We then numerically verify that our method is effective, and present the results for the recycling robot problem in Table 2 in the above link. We use adversarial action-robust RL [1] and distributionally robust RL [2] as new baselines. As the results show, although adversarially robust and distributionally robust RL outperform non-robust methods, their performance remain significantly inferior to ours.

[1] Tessler et al., 2019. "Action Robust Reinforcement Learning and Applications in Continuous Control."
[2] Panaganti & Kalathil, 2022. "Sample Complexity of Robust RL with a Generative Model."

Cost of MLMC MLMC is primarily designed for proof under the tabular settings, and is essential for obtaining an unbiased update. As we discussed, the computational cost of MLMC can be viewed as a trade-off of transfer performance, thus such a high cost may be acceptable in safety-critical applications such as robotics and autonomous driving.

Its cost can be reduced along several potential directions: (1) The level number $N$ of MLMC can be controlled through techniques like threshold-MLMC [1], which applies an upper bound on $N$ . Although it results in a biased estimation, the bias can be controlled and hence still implies convergence (numerically verified in Fig 3 in the link). (2) Techniques to reduce the computational cost of the robust Bellman operator can also be applied. One potential approach is to relax the uncertainty set constraint, which would result in a conservative and efficient solution [2]. (3) Reducing the aggregation frequency by increasing $E$ is also another way to reduce the computational cost, but introduces a trade-off in the convergence rate, as we have shown in our theoretical results (further numerically shown in Fig 2 of the link).

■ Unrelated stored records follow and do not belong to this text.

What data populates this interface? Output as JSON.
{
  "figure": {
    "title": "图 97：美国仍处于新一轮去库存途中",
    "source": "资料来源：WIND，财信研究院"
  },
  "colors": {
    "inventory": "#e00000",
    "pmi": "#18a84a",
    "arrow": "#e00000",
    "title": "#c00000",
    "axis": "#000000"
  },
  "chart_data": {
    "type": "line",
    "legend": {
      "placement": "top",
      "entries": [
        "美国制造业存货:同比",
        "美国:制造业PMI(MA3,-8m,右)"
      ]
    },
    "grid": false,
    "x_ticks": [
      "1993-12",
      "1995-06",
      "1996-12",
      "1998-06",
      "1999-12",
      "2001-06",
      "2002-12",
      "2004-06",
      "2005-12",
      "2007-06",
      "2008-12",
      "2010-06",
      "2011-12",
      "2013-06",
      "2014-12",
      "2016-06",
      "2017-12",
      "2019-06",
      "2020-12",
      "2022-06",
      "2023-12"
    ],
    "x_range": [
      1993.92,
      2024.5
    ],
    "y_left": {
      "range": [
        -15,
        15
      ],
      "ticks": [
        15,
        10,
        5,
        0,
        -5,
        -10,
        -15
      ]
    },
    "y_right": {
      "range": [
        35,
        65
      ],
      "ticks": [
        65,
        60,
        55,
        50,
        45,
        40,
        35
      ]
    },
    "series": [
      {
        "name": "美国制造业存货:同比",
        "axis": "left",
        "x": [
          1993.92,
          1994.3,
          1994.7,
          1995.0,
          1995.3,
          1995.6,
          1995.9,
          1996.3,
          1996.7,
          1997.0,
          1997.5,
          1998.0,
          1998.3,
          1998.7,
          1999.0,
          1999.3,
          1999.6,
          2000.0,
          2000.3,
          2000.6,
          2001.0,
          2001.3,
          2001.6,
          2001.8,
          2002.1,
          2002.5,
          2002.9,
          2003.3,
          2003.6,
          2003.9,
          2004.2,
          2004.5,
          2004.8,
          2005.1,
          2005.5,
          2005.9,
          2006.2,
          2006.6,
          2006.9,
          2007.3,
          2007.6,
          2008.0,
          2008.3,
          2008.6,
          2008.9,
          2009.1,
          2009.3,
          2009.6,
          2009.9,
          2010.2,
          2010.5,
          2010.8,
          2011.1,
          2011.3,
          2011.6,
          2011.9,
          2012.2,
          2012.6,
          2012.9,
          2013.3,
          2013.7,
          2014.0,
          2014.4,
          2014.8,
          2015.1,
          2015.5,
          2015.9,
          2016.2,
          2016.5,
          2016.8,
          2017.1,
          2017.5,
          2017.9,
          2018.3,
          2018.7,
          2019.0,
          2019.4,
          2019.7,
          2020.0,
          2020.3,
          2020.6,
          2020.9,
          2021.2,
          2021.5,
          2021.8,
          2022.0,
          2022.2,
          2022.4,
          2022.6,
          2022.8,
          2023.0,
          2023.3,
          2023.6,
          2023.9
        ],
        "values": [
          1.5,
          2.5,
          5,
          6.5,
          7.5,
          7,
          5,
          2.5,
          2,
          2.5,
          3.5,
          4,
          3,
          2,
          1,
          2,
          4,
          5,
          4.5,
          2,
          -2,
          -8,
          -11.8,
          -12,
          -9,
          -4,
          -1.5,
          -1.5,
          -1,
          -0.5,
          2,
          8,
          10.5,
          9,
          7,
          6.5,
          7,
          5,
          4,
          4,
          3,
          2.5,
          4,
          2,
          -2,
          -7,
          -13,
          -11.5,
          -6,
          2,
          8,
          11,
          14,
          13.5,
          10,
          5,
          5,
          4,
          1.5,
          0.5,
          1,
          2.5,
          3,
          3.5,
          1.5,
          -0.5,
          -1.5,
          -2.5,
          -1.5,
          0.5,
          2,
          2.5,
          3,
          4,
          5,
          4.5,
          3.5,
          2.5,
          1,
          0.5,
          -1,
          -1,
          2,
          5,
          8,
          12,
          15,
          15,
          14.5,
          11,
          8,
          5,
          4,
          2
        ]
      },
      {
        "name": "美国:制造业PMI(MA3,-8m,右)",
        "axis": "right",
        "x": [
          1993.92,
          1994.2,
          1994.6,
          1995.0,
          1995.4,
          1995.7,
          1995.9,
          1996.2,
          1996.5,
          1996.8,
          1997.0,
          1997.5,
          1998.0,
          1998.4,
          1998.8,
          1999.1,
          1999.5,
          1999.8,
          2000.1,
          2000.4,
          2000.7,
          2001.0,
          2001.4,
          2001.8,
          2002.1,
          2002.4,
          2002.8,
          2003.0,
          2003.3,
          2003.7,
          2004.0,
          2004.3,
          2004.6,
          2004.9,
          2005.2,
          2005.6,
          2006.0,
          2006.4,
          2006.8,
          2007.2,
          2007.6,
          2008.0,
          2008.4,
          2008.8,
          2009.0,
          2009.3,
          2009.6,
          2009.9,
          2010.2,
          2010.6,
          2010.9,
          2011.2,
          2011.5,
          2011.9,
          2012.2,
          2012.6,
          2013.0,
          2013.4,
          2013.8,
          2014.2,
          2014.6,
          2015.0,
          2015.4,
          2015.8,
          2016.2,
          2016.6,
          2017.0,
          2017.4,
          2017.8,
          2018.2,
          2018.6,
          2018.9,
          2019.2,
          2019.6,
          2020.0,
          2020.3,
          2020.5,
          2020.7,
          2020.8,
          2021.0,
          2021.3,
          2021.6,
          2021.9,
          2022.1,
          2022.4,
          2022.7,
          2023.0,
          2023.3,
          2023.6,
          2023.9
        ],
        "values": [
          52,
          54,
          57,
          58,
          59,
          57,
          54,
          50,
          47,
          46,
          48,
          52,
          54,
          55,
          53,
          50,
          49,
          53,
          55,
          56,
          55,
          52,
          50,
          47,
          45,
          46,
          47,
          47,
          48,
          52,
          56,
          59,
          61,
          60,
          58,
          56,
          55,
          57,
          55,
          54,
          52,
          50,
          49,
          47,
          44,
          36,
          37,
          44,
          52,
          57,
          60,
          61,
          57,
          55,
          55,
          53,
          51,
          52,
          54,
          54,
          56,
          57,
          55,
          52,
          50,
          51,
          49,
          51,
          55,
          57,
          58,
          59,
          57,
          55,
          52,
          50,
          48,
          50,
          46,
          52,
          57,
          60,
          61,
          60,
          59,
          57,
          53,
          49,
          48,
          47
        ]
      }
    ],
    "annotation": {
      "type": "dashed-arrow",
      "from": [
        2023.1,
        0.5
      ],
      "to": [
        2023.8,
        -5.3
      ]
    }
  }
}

[1] Wang, Y. et al. Model-Free Robust Reinforcement Learning with Sample Complexity Analysis, 2024
[2] Kumar, N.et al. Policy gradient for rectangular robust Markov decision processes, 2023

No robustness tests We developed some robustness testing experiments in Appendix, where our methods are shown to be more robust to target domain uncertainty. We also conduct additional experiments to verify robustness. Firstly, as the results in Table 2 in the link show, our methods are more robust to uncertainty in the target domain. Under different levels of uncertainty, our methods outperform baselines and is hence robust. Secondly, in Fig 3, we showed that even with noise or bias in the update, our algorithms still outperform the baseline and are also robust.

We will include more robustness tests in the final version.

Assuming prior knowledge of domain similarity Generally, such knowledge can be obtained through domain experts, or estimated from a small amount of target data.

Moreover, our method remains applicable even without prior knowledge, by setting $\Gamma$ to a known upper bound on distributional distance (e.g., total variation between any two distributions is at most 1). While this yields an over-conservative proxy, it still helps prevent significant drops in transfer performance due to our built-in pessimism principle. We believe this is the most reliable approach in settings where no similarity information is available.

We also note that this limitation applies to other methods as well. For instance, domain randomization (DR) assumes prior access to a set of environments that includes the target domain (Chen et al., 2021). Without such prior knowledge, our pessimism principle helps prevent undesirable outcomes, whereas DR provides no such guarantees.

Can ( $\zeta$ ) be adaptively tuned?
We first note that $\zeta$ depends on $\Gamma$ in our algorithm. Since we consider a zero-shot setting, $\Gamma$ is pre-set and fixed, and it cannot be tuned without any additional information. However, if any additional knowledge is available, e.g., a small amount of target domain data, or we are allowed to fine-tune via exploration, we can use it to shrink the uncertainty radius and enhance the effectiveness.

Negative transfer We sincerely refer the reviewer to our response to Reviewer QZdX. The results are in Fig 1.

最终决定Accept (poster)

2025-05-01

All reviewers appreciate the contribution of their paper. I also think it has nice theoretical contribution.